SEATTLE -- Alaska authorities recently released new audio clips from interviews with serial killer Israel Keyes, who committed suicide in his jail cell in December. The killer confessed to murders all over the country, including possibly in Washington state.

About 15 hours of new audio with Keyes were released. He was a well-organized, calculating killer. Authorities say that's how Keyes avoided capture for so many years.

Because he killed himself before confessing to all his murders, we might never know the full extent of his crimes. Authorities say Keyes admitted to killing a dozen people all over the country.

In March 2012, authorities arrested Israel Keyes for the slaying of an Alaskan barista. Investigators quickly found out that Keyes had killed before.

The assistant U.S. attorney for Alaska, Kevin Feldis, said, "He had revealed to us that he was responsible for killing other people. He indicated that there were up to four victims, the bodies of whom he disposed of in Washington state.”

This week, the U.S. Attorney's Office in Alaska released tapes of chilling interviews with Keyes. Never remorseful, Keyes often laughs about his crimes.

"I almost feel guilty,” Keyes said as he laughed. “Costing the taxpayers a lot of money.”

Keyes admitted to murders in Vermont and New York.
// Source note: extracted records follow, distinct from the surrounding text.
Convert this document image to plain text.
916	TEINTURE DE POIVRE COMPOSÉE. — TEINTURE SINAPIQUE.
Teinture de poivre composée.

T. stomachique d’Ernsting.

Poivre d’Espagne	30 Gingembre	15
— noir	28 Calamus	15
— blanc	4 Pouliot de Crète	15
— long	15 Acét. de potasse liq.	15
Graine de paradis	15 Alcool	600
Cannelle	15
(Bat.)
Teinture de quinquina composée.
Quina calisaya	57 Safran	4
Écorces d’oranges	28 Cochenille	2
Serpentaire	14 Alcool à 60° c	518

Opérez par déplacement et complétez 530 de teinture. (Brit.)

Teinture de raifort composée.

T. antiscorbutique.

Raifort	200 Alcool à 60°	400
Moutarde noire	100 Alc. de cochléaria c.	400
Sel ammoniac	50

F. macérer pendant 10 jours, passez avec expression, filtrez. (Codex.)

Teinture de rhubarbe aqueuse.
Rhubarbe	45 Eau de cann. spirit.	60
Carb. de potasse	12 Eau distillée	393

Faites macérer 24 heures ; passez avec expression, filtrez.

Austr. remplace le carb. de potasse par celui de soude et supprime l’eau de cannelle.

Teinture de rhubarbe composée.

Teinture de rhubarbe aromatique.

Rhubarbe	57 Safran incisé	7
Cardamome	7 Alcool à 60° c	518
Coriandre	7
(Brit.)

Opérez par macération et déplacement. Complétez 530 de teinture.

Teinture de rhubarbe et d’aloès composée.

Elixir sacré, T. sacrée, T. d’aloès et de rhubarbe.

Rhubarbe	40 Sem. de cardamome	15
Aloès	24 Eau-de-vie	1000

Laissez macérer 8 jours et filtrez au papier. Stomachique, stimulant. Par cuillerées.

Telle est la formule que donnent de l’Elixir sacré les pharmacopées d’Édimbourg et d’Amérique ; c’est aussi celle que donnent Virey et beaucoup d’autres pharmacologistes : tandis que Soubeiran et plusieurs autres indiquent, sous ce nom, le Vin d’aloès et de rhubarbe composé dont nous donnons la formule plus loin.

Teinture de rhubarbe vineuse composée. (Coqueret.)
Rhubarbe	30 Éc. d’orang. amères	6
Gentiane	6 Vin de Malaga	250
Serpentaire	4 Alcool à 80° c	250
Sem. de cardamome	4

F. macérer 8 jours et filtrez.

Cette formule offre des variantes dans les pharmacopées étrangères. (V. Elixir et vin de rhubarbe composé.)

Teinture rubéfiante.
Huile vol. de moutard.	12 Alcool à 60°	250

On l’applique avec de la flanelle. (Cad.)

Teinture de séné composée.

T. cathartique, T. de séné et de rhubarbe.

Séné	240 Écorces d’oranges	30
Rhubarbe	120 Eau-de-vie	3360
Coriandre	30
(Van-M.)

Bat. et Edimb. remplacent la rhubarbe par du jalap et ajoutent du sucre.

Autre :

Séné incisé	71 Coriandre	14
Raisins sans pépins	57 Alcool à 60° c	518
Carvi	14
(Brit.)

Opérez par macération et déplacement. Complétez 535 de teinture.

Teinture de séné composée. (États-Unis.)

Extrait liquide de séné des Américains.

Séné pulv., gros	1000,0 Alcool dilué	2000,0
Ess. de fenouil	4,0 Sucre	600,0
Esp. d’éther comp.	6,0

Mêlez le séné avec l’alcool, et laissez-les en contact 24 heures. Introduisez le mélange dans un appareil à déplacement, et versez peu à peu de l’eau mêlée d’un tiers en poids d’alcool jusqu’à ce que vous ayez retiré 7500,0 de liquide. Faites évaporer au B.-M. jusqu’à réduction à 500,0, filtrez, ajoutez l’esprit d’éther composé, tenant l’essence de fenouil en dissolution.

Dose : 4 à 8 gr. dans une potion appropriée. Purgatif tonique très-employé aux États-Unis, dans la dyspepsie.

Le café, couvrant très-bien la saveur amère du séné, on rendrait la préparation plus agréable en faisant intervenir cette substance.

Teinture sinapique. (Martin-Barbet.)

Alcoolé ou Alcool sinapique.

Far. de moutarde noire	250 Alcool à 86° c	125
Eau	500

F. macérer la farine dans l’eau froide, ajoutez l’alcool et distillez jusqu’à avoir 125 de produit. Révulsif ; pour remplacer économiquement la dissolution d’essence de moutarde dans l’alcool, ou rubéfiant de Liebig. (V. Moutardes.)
Keyes, who grew up near Colville, Wash., often visited Washington state, potentially committing murders here, but he used that information as a bargaining chip.

Keyes said, "I may need those details of the Washington cases that, um, that I would be better served to wait,” he chuckled. “If that's the route I have to go.”

Last year, the FBI office in Anchorage, Alaska, said: "Keyes admitted to murdering four people in Washington; he killed two people (independent of each other) sometime during 2005 and 2006, and murdered a couple in Washington between 2001 and 2005. It is unknown if these victims were residents of Washington or if they were vacationing in Washington but resided in another state.  It is also possible Keyes abducted them from a nearby state and transported them to Washington."

Keyes often talked with the FBI on his future. The killer wanted to keep details of his crimes from the media. He also wanted to avoid a trial where details would be released and he wanted to be put to death.

"If I give it all out now, anything about Washington, that could seriously compromise my options,” Keyes said.

Some information on his crimes did eventually get out, and in one of his final conversations with FBI agents, Keyes told them he wasn't happy about it.

"We already know how this ends,” Keyes said. “All I care about is what happens between now and whenever it ends. If things don't go the way I want. I don't need you guys.”

The FBI is still investigating these murders. If you know anything about Israel Keyes or his crimes, you are asked to call the FBI at 1-800-CALLFBI.